Pendragon Group own owns CarStore, Evans Halshaw, and Stratstone a luxury car retailer, and is currently in the middle of a 400 million GBP takeover by Swedish motor company Hedin Group.
Any bad news at this time can potentially sink such a deal, however, any assumption as to the outcome of the deal is pure speculation.
More details relating to the attack were provided by the company’s chief marketing officer, Kim Costello, speaking to The Times. Costello noted that the company has been in contact with the hackers and received stolen files as proof of the breach but did not engage in negotiations.
The hackers asked for "tens of millions of dollars before a deadline" under the threat of publishing stolen data. According to The Times, the ransom amount is 60 million USD, and confirmed that the company has no intention of negotiating with LockBit affiliates.
According to a Bleeping Computer article the ransomware operators only made up 5% of the database, which they are using to try to extort the company into paying the ransom to decrypt encrypted files.

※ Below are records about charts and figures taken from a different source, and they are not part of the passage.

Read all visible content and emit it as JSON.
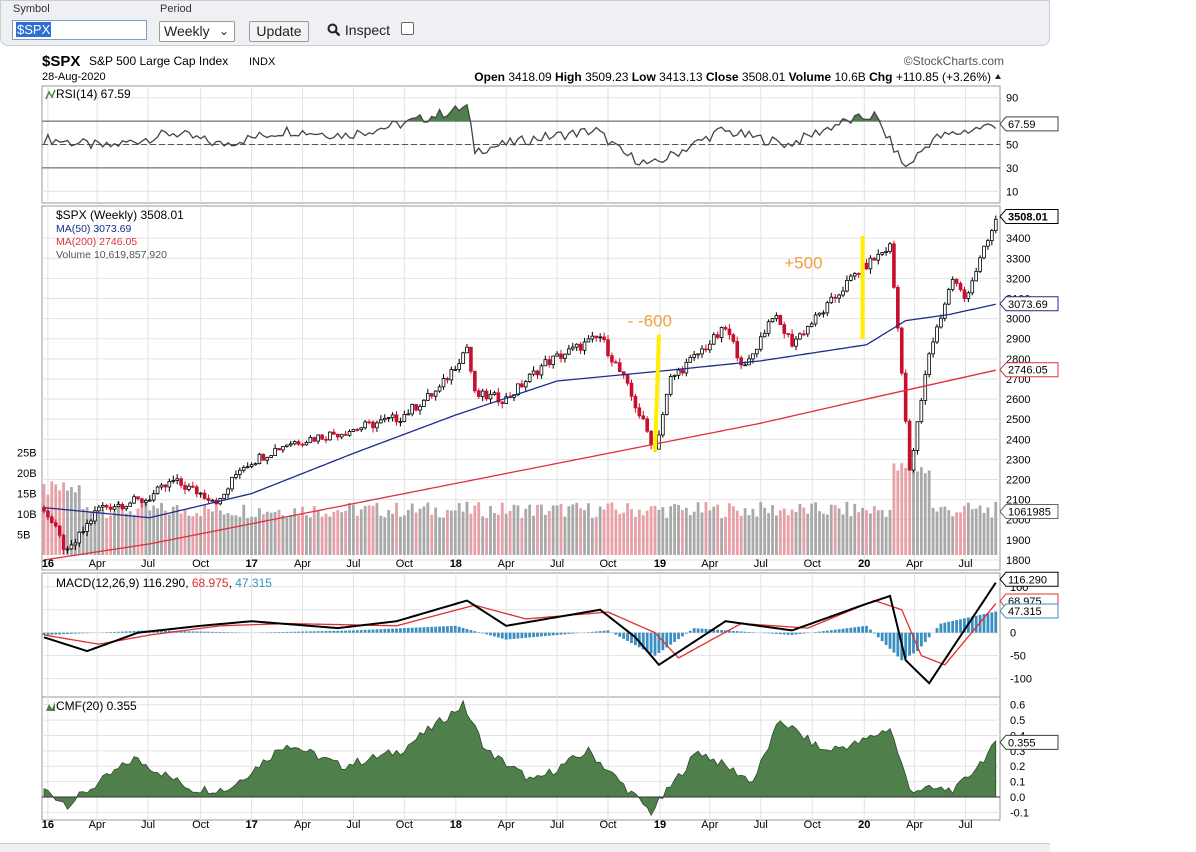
{
  "toolbar": {
    "symbol_label": "Symbol",
    "symbol_value": "$SPX",
    "period_label": "Period",
    "period_value": "Weekly",
    "update_label": "Update",
    "inspect_label": "Inspect"
  },
  "header": {
    "ticker": "$SPX",
    "name": "S&P 500 Large Cap Index",
    "exchange": "INDX",
    "brand": "©StockCharts.com",
    "date": "28-Aug-2020",
    "open_label": "Open",
    "open": "3418.09",
    "high_label": "High",
    "high": "3509.23",
    "low_label": "Low",
    "low": "3413.13",
    "close_label": "Close",
    "close": "3508.01",
    "volume_label": "Volume",
    "volume": "10.6B",
    "chg_label": "Chg",
    "chg": "+110.85 (+3.26%)"
  },
  "colors": {
    "price_up": "#000000",
    "price_down": "#c8102e",
    "ma50": "#1c2b8f",
    "ma200": "#e0303e",
    "volume_up": "#a9a9a9",
    "volume_down": "#e8a0a8",
    "rsi_line": "#444444",
    "rsi_fill": "#4f7f4a",
    "macd_line": "#000000",
    "signal_line": "#e03030",
    "histogram": "#3a8fc2",
    "cmf_fill": "#4f7f4a",
    "highlight": "#ffee00",
    "annotation": "#f0a040"
  },
  "chart_data": [
    {
      "type": "line",
      "panel": "RSI",
      "legend": "RSI(14) 67.59",
      "title": "RSI(14)",
      "current": 67.59,
      "current_label": "67.59",
      "ylim": [
        0,
        100
      ],
      "y_ticks": [
        "90",
        "70",
        "50",
        "30",
        "10"
      ],
      "reference_lines": [
        70,
        50,
        30
      ],
      "x": [
        "2015-12-28",
        "2016-04-18",
        "2016-08-15",
        "2016-11-07",
        "2017-03-06",
        "2017-06-19",
        "2017-10-02",
        "2018-01-22",
        "2018-02-05",
        "2018-05-21",
        "2018-09-10",
        "2018-10-29",
        "2018-12-17",
        "2019-04-22",
        "2019-08-19",
        "2019-11-18",
        "2020-01-20",
        "2020-03-16",
        "2020-05-04",
        "2020-07-06",
        "2020-08-28"
      ],
      "values": [
        55,
        48,
        60,
        50,
        62,
        58,
        68,
        82,
        45,
        55,
        62,
        42,
        32,
        62,
        50,
        68,
        75,
        30,
        55,
        62,
        67.59
      ]
    },
    {
      "type": "line",
      "panel": "Price",
      "legend_items": [
        {
          "text": "$SPX (Weekly) 3508.01"
        },
        {
          "text": "MA(50) 3073.69"
        },
        {
          "text": "MA(200) 2746.05"
        },
        {
          "text": "Volume 10,619,857,920"
        }
      ],
      "ylim": [
        1750,
        3560
      ],
      "y_ticks": [
        "3400",
        "3300",
        "3200",
        "3100",
        "3000",
        "2900",
        "2800",
        "2700",
        "2600",
        "2500",
        "2400",
        "2300",
        "2200",
        "2100",
        "2000",
        "1900",
        "1800"
      ],
      "volume_ticks": [
        "25B",
        "20B",
        "15B",
        "10B",
        "5B"
      ],
      "price_tags": [
        "3508.01",
        "3073.69",
        "2746.05",
        "1061985"
      ],
      "series": [
        {
          "name": "$SPX (Weekly)",
          "x": [
            "2015-12-28",
            "2016-02-08",
            "2016-04-04",
            "2016-06-27",
            "2016-08-15",
            "2016-11-07",
            "2016-12-12",
            "2017-03-06",
            "2017-06-19",
            "2017-09-25",
            "2017-12-04",
            "2018-01-22",
            "2018-02-05",
            "2018-04-02",
            "2018-06-11",
            "2018-09-17",
            "2018-10-29",
            "2018-12-24",
            "2019-01-21",
            "2019-04-29",
            "2019-06-03",
            "2019-07-22",
            "2019-08-26",
            "2019-10-28",
            "2019-12-16",
            "2020-02-17",
            "2020-03-09",
            "2020-03-23",
            "2020-04-27",
            "2020-06-08",
            "2020-06-29",
            "2020-08-28"
          ],
          "values": [
            2060,
            1830,
            2060,
            2100,
            2190,
            2090,
            2260,
            2380,
            2440,
            2510,
            2650,
            2860,
            2620,
            2600,
            2780,
            2910,
            2700,
            2350,
            2700,
            2950,
            2750,
            3020,
            2880,
            3060,
            3220,
            3360,
            2750,
            2230,
            2830,
            3200,
            3100,
            3508.01
          ]
        },
        {
          "name": "MA(50)",
          "x": [
            "2015-12-28",
            "2016-07-04",
            "2017-01-02",
            "2017-07-03",
            "2018-01-01",
            "2018-07-02",
            "2019-01-07",
            "2019-07-01",
            "2020-01-06",
            "2020-03-16",
            "2020-06-01",
            "2020-08-28"
          ],
          "values": [
            2060,
            2010,
            2130,
            2330,
            2520,
            2690,
            2740,
            2790,
            2870,
            2990,
            3020,
            3073.69
          ]
        },
        {
          "name": "MA(200)",
          "x": [
            "2015-12-28",
            "2016-07-04",
            "2017-07-03",
            "2018-07-02",
            "2019-07-01",
            "2020-01-06",
            "2020-08-28"
          ],
          "values": [
            1800,
            1880,
            2080,
            2280,
            2480,
            2600,
            2746.05
          ]
        }
      ],
      "annotations": [
        {
          "text": "- -600",
          "date": "2018-11-05",
          "price": 2960
        },
        {
          "text": "+500",
          "date": "2019-08-12",
          "price": 3250
        }
      ]
    },
    {
      "type": "line",
      "panel": "MACD",
      "legend": [
        "MACD(12,26,9) ",
        "116.290",
        ", ",
        "68.975",
        ", ",
        "47.315"
      ],
      "ylim": [
        -140,
        130
      ],
      "y_ticks": [
        "100",
        "50",
        "0",
        "-50",
        "-100"
      ],
      "value_tags": [
        "116.290",
        "68.975",
        "47.315"
      ],
      "series": [
        {
          "name": "MACD",
          "x": [
            "2015-12-28",
            "2016-03-14",
            "2016-06-13",
            "2016-10-03",
            "2017-01-02",
            "2017-06-05",
            "2017-09-18",
            "2018-01-22",
            "2018-04-02",
            "2018-09-17",
            "2018-11-19",
            "2018-12-31",
            "2019-04-29",
            "2019-08-26",
            "2019-12-30",
            "2020-02-17",
            "2020-03-16",
            "2020-04-27",
            "2020-08-28"
          ],
          "values": [
            -10,
            -40,
            0,
            15,
            25,
            10,
            25,
            70,
            15,
            50,
            -10,
            -70,
            25,
            5,
            60,
            80,
            -60,
            -110,
            116.29
          ]
        },
        {
          "name": "Signal",
          "x": [
            "2015-12-28",
            "2016-04-04",
            "2016-07-04",
            "2016-11-07",
            "2017-03-06",
            "2017-09-18",
            "2018-02-05",
            "2018-05-07",
            "2018-10-01",
            "2018-12-24",
            "2019-02-04",
            "2019-05-27",
            "2019-09-23",
            "2020-01-20",
            "2020-03-09",
            "2020-04-13",
            "2020-05-25",
            "2020-08-28"
          ],
          "values": [
            -5,
            -25,
            -5,
            15,
            20,
            15,
            60,
            30,
            45,
            0,
            -55,
            20,
            10,
            70,
            50,
            -50,
            -70,
            68.975
          ]
        },
        {
          "name": "Histogram",
          "x": [
            "2015-12-28",
            "2016-07-04",
            "2017-01-02",
            "2017-07-03",
            "2018-01-01",
            "2018-04-02",
            "2018-10-01",
            "2018-12-24",
            "2019-03-04",
            "2019-08-26",
            "2020-01-06",
            "2020-03-09",
            "2020-04-06",
            "2020-05-18",
            "2020-08-28"
          ],
          "values": [
            -5,
            5,
            0,
            5,
            15,
            -15,
            5,
            -50,
            10,
            -5,
            15,
            -60,
            -40,
            20,
            47.315
          ]
        }
      ]
    },
    {
      "type": "area",
      "panel": "CMF",
      "legend": "CMF(20) 0.355",
      "title": "CMF(20)",
      "current": 0.355,
      "current_label": "0.355",
      "ylim": [
        -0.15,
        0.65
      ],
      "y_ticks": [
        "0.6",
        "0.5",
        "0.4",
        "0.3",
        "0.2",
        "0.1",
        "0.0",
        "-0.1"
      ],
      "x": [
        "2015-12-28",
        "2016-02-08",
        "2016-06-06",
        "2016-09-19",
        "2016-11-21",
        "2017-03-06",
        "2017-06-12",
        "2017-09-25",
        "2018-01-15",
        "2018-02-26",
        "2018-05-21",
        "2018-08-27",
        "2018-12-17",
        "2019-03-11",
        "2019-06-17",
        "2019-08-05",
        "2019-10-21",
        "2019-12-23",
        "2020-02-17",
        "2020-03-23",
        "2020-06-15",
        "2020-08-28"
      ],
      "values": [
        0.05,
        -0.05,
        0.25,
        0.05,
        0.05,
        0.35,
        0.2,
        0.3,
        0.6,
        0.3,
        0.1,
        0.3,
        -0.1,
        0.3,
        0.1,
        0.5,
        0.3,
        0.35,
        0.45,
        0.05,
        0.05,
        0.355
      ]
    }
  ],
  "x_axis_labels": [
    "16",
    "Apr",
    "Jul",
    "Oct",
    "17",
    "Apr",
    "Jul",
    "Oct",
    "18",
    "Apr",
    "Jul",
    "Oct",
    "19",
    "Apr",
    "Jul",
    "Oct",
    "20",
    "Apr",
    "Jul"
  ]
}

Unfortunately, the lack of details means it's difficult, if not impossible, to draw any conclusions. Like whether Lockbit 2.0 or the newer variant LockBit 3.0. The earlier version could have been responsible for creating 850 victims in 2022 alone.
Over the course of LockBit’s infamous history, the ransomware’s operators claim they damaged at least 12,125 companies during LockBit 2.0’s lifespan.
LockBit 3.0 boasts a general improvement in terms of features over the previous version. According to Infosec Institute, the improvements include:
- Anti-detection mechanisms to evade AV and EDR systems
- LockBit 3.0 relies on an “access token” to be supplied as a parameter upon execution
- A command line option with possible parameters was also introduced
- The new version is more evasive and faster than the older versions, according to malware experts
- A fresh anti-debug feature added
- A mechanism for disabling the Windows Defender and tempering the Windows Event Logs is also present.
At the time of writing it is not clear if LockBit 3.0 has completely replaced 2.0 operations but with the added feature set many operators would be looking to switch provided it is stable.
Ukrainian Government Agencies Targeted by Ransomware Operators
In other ransomware news, the Computer Emergency Response Team of Ukraine (CERT-UA) issued an alert stating that Cuba ransomware operators are looking to target critical government networks in the country.
On October 21, officials for CERT-UA discovered an email phishing campaign with emails that impersonated the Press Service of the General Staff of the Armed Forces of Ukraine.
The email urged recipients to click on an embedded link which to a third-party web page to supposedly download a document named "Наказ_309.pdf,"
Like with so many phishing attacks seen in the past the link is used to download an executable that masquerades as an Adobe Reader installer.
The fake installer downloads the ransomware gang's signature malware RomCom Rat. The malware allows the threat actors to perform file operations on the host, steal data, spawn spoofed processes, start reverse shells, and drop other malware payloads including the ransomware module. CERT-UA stated,
“Considering the use of the RomCom backdoor, as well as other features of the related files, we believe it is possible to associate the detected activity with the activity of the group Tropical Scorpius (Unit42) aka UNC2596 (Mandiant), which is responsible for the distribution of Cuba Ransomware,”
Given the current war in Ukraine, it is easy to spin a political narrative to the attack. However, as Bleeping Computer notes, those operating or affiliated with Cuba ransomware haven’t declared any political statement in favor of either Ukraine and Russia, and appear to be purely financially motivated.